When $X$ is a topological space and $(\tilde{X}, p)$ is a covering space, and for a fixed $x \in X$ we choose a $\tilde{x} \in p^{-1}(x)$, then we can look at the induced mapping $p_* : \pi_1(\tilde{X}, \tilde{x}) \to \pi_1(X, x)$.

 Theorem 1: Let $X$ be a topological space and let $(\tilde{X}, p)$ be a covering space of $X$. Let $x \in X$ and let $\tilde{x} \in p^{-1}(x)$. Then $p_* : \pi_1 (\tilde{X}, \tilde{x}) \to \pi_1(X, x)$ is an injective homomorphism.
• Proof: We have already proved that $p_*$ is a homomorphism. We now show that $p_*$ is injective under these conditions.
• Let $[\alpha], [\beta] \in \pi_1(\tilde{X}, \tilde{x})$ (where $\alpha$ and $\beta$ are loops at $\tilde{x}$) and suppose that:
(2)
\begin{align} \quad p_*([\alpha]) = p_*([\beta]) \end{align}
• Then $[p \circ \alpha] = [p \circ \beta]$, so $p \circ \alpha$ and $p \circ \beta$ are loops at $x$ and are homotopic relative to $\{ 0, 1 \}$, that is:
(3)
\begin{align} \quad p \circ \alpha \simeq_{\{0, 1\}} p \circ \beta \end{align}
• So there exists unique lifts $\tilde{p \circ \alpha}$ and $\tilde{p \circ \beta}$ starting at $\tilde{x}$ and such that:
(4)
\begin{align} \quad \tilde{p \circ \alpha} \simeq_{\{0, 1\}} \tilde{p \circ \beta} \end{align}
• But by uniqueness, $\alpha$ and $\beta$ must be these lifts. So $\alpha \simeq_{\{0, 1\}} \beta$ and hence $[\alpha] = [\beta]$. Therefore $p_* : \pi_1(\tilde{X}, \tilde{x}) \to \pi_1(X, x)$ is injective. $\blacksquare$

Recall that if $f : G \to H$ is a group homomorphism then $f(G)$ is a subgroup of $H$.
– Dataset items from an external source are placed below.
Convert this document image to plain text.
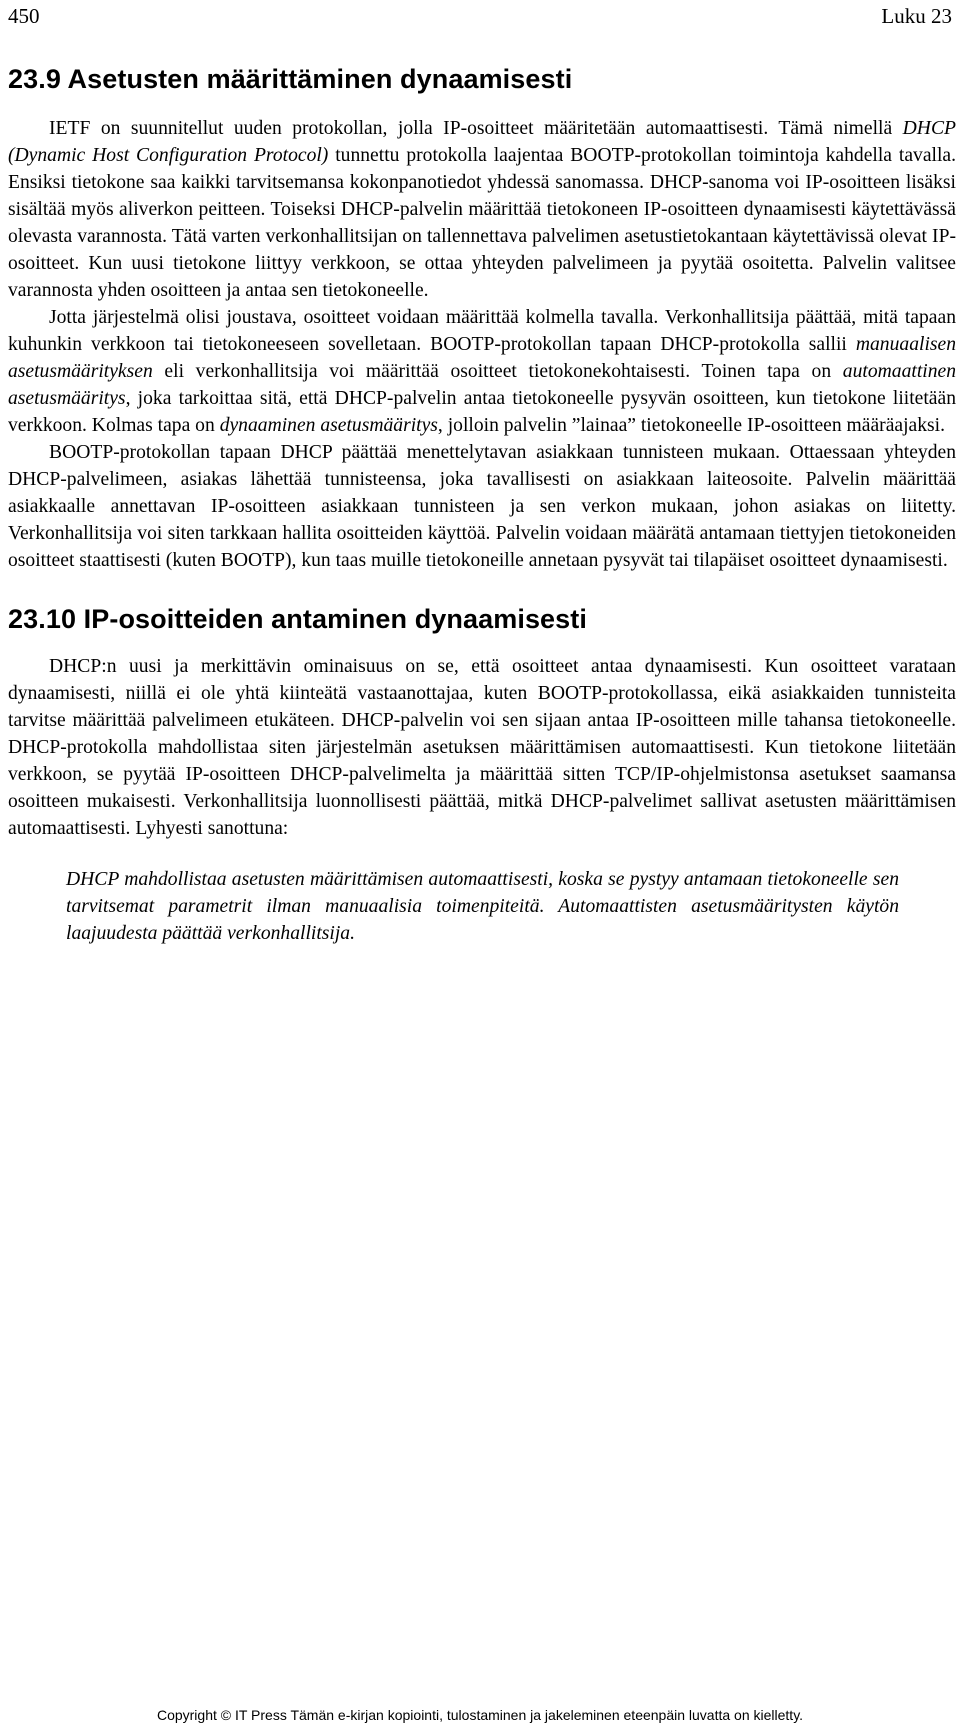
450	Luku 23
23.9 Asetusten määrittäminen dynaamisesti

IETF on suunnitellut uuden protokollan, jolla IP-osoitteet määritetään automaattisesti. Tämä nimellä DHCP (Dynamic Host Configuration Protocol) tunnettu protokolla laajentaa BOOTP-protokollan toimintoja kahdella tavalla. Ensiksi tietokone saa kaikki tarvitsemansa kokonpanotiedot yhdessä sanomassa. DHCP-sanoma voi IP-osoitteen lisäksi sisältää myös aliverkon peitteen. Toiseksi DHCP-palvelin määrittää tietokoneen IP-osoitteen dynaamisesti käytettävässä olevasta varannosta. Tätä varten verkonhallitsijan on tallennettava palvelimen asetustietokantaan käytettävissä olevat IP-osoitteet. Kun uusi tietokone liittyy verkkoon, se ottaa yhteyden palvelimeen ja pyytää osoitetta. Palvelin valitsee varannosta yhden osoitteen ja antaa sen tietokoneelle.

Jotta järjestelmä olisi joustava, osoitteet voidaan määrittää kolmella tavalla. Verkonhallitsija päättää, mitä tapaan kuhunkin verkkoon tai tietokoneeseen sovelletaan. BOOTP-protokollan tapaan DHCP-protokolla sallii manuaalisen asetusmäärityksen eli verkonhallitsija voi määrittää osoitteet tietokonekohtaisesti. Toinen tapa on automaattinen asetusmääritys, joka tarkoittaa sitä, että DHCP-palvelin antaa tietokoneelle pysyvän osoitteen, kun tietokone liitetään verkkoon. Kolmas tapa on dynaaminen asetusmääritys, jolloin palvelin ”lainaa” tietokoneelle IP-osoitteen määräajaksi.

BOOTP-protokollan tapaan DHCP päättää menettelytavan asiakkaan tunnisteen mukaan. Ottaessaan yhteyden DHCP-palvelimeen, asiakas lähettää tunnisteensa, joka tavallisesti on asiakkaan laiteosoite. Palvelin määrittää asiakkaalle annettavan IP-osoitteen asiakkaan tunnisteen ja sen verkon mukaan, johon asiakas on liitetty. Verkonhallitsija voi siten tarkkaan hallita osoitteiden käyttöä. Palvelin voidaan määrätä antamaan tiettyjen tietokoneiden osoitteet staattisesti (kuten BOOTP), kun taas muille tietokoneille annetaan pysyvät tai tilapäiset osoitteet dynaamisesti.

23.10 IP-osoitteiden antaminen dynaamisesti

DHCP:n uusi ja merkittävin ominaisuus on se, että osoitteet antaa dynaamisesti. Kun osoitteet varataan dynaamisesti, niillä ei ole yhtä kiinteätä vastaanottajaa, kuten BOOTP-protokollassa, eikä asiakkaiden tunnisteita tarvitse määrittää palvelimeen etukäteen. DHCP-palvelin voi sen sijaan antaa IP-osoitteen mille tahansa tietokoneelle. DHCP-protokolla mahdollistaa siten järjestelmän asetuksen määrittämisen automaattisesti. Kun tietokone liitetään verkkoon, se pyytää IP-osoitteen DHCP-palvelimelta ja määrittää sitten TCP/IP-ohjelmistonsa asetukset saamansa osoitteen mukaisesti. Verkonhallitsija luonnollisesti päättää, mitkä DHCP-palvelimet sallivat asetusten määrittämisen automaattisesti. Lyhyesti sanottuna:

DHCP mahdollistaa asetusten määrittämisen automaattisesti, koska se pystyy antamaan tietokoneelle sen tarvitsemat parametrit ilman manuaalisia toimenpiteitä. Automaattisten asetusmääritysten käytön laajuudesta päättää verkonhallitsija.

Copyright © IT Press Tämän e-kirjan kopiointi, tulostaminen ja jakeleminen eteenpäin luvatta on kielletty.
 Definition: Let $X$ be a topological space and let $(\tilde{X}, p)$ be a covering space of $X$. Let $x \in X$ and let $\tilde{x} \in p^{-1}(x)$. Then we said that $p_*(\pi_1(\tilde{X}, \tilde{x}))$ corresponds to a subgroup of $\pi_1(X, x)$.

For example, let $X$ be a topological space and let $(\tilde{X}, p)$ be a cover. If $\tilde{X} = X$ (the trivial cover) then $p_*(\pi_1(\tilde{X}, \tilde{x}))$ corresponds to the whole space $\pi_1(X, x)$.

If $\tilde{X}$ is a universal cover of $X$ (note, a universal cover need not exist, so we will assume for now that $X$ has a universal cover) then $p_*(\pi_1(\tilde{X}, \tilde{x}))$ corresponds to the trivial group.